Il n’existe pas moins de sept tra­duc­tions fran­çaises du « Lie-tseu », mais s’il fal­lait n’en choi­sir qu’une seule, je choi­si­rais celle de M. Rémi Ma­thieu.

「子列子適衛,食於道,從者見百歲髑髏,攓蓬而指,顧謂弟子百豐曰:『唯予與彼知而未嘗生未嘗死也.此過養乎?此過歡乎?』」

— Pas­sage dans la langue ori­gi­nale

« Maître Lie zi se ren­dait à Wèi. En che­min, alors qu’il man­geait, il aper­çut [de­puis] la route un crâne d’une cen­taine d’années ; il ar­ra­cha les four­rés et le mon­tra, tourné vers son dis­ciple Bai Feng. Il lui dit : “Il n’y a guère que lui et moi qui sa­chions qu’il n’y a ja­mais ni vie ni mort. Est-ce qu’en fin de compte, on peut vrai­ment consi­dé­rer celle-ci comme un mal­heur et celle-là comme une joie ?” »
— Pas­sage dans la tra­duc­tion de M. Ma­thieu

« Liezi man­geait au bord d’une route au cours d’un voyage au Wei lorsqu’il vit un crâne de cent ans. Il ar­ra­cha une ver­ge­rette qu’il pointa vers le crâne, se tourna vers son dis­ciple Bo­feng et dit : “Qui, à part lui et moi, sait qu’il n’est pas mort et n’est ja­mais né ? Ce sa­voir est-il par-delà le bon­heur et le mal­heur ?” »
— Pas­sage dans la tra­duc­tion de M. Jean-Jacques La­fitte (« Traité du vide par­fait », éd. A. Mi­chel, coll. Spi­ri­tua­li­tés vi­vantes, Pa­ris)

« Comme Lie-tzeu, qui se ren­dait dans la prin­ci­pauté de Wei, pre­nait son re­pas au bord du che­min, quelqu’un de ceux qui l’accompagnaient ayant vu un crâne sé­cu­laire qui gi­sait là, le ra­massa et le lui mon­tra. Lie-tzeu le re­garda, puis dit à son dis­ciple Pai-fong : “Lui et moi sa­vons que la dis­tinc­tion entre la vie et la mort n’est qu’imaginaire (lui par ex­pé­rience, moi par rai­son­ne­ment). Lui et moi sa­vons que te­nir à la vie et craindre la mort est dé­rai­son­nable (la vie et la mort n’étant que deux phases fa­ta­le­ment suc­ces­sives)”. »
— Pas­sage dans la tra­duc­tion du père Léon Wie­ger (« “Tch’oung-hu-tchenn-king”, l’Œuvre de Lie-tzeu » dans « Les Pères du sys­tème taoïste », éd. élec­tro­nique)

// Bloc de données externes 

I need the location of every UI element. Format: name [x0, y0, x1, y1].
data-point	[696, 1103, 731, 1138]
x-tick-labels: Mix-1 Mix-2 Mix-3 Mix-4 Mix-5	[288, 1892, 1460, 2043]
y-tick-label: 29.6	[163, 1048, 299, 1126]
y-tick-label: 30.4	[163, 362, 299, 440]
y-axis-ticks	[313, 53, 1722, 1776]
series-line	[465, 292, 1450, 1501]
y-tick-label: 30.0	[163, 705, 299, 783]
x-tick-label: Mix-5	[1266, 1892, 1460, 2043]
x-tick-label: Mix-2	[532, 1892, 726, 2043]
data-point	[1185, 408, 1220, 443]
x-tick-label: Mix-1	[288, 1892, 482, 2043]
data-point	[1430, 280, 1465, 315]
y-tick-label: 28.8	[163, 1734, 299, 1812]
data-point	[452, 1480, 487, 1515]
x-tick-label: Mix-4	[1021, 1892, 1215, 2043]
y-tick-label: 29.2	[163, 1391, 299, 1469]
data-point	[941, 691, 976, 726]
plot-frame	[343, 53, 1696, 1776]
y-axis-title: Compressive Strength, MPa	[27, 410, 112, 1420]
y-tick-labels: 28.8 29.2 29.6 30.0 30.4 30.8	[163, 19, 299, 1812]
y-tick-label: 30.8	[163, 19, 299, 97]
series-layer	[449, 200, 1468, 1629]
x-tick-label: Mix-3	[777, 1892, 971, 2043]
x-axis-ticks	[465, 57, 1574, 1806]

« Maître Lie Zi se ren­dait à Wei et pre­nait son re­pas au bord du che­min. Un de ses com­pa­gnons vit un crâne vieux de cent ans. Lie Zi en­leva les éri­gé­rons qui le ca­chaient et le mon­tra du doigt en se tour­nant vers son dis­ciple Bo Feng… “Lui et moi sa­vons seuls qu’on n’est ja­mais en vie et qu’on n’est ja­mais mort. Lui, est-il vrai­ment mal­heu­reux ? Moi, suis-je vrai­ment heu­reux ?” »
— Pas­sage dans la tra­duc­tion de M. Fang Sheng (« “Liezi”, le Vrai Clas­sique de la vertu par­faite du vide har­mo­nieux », éd. You Feng, Pa­ris)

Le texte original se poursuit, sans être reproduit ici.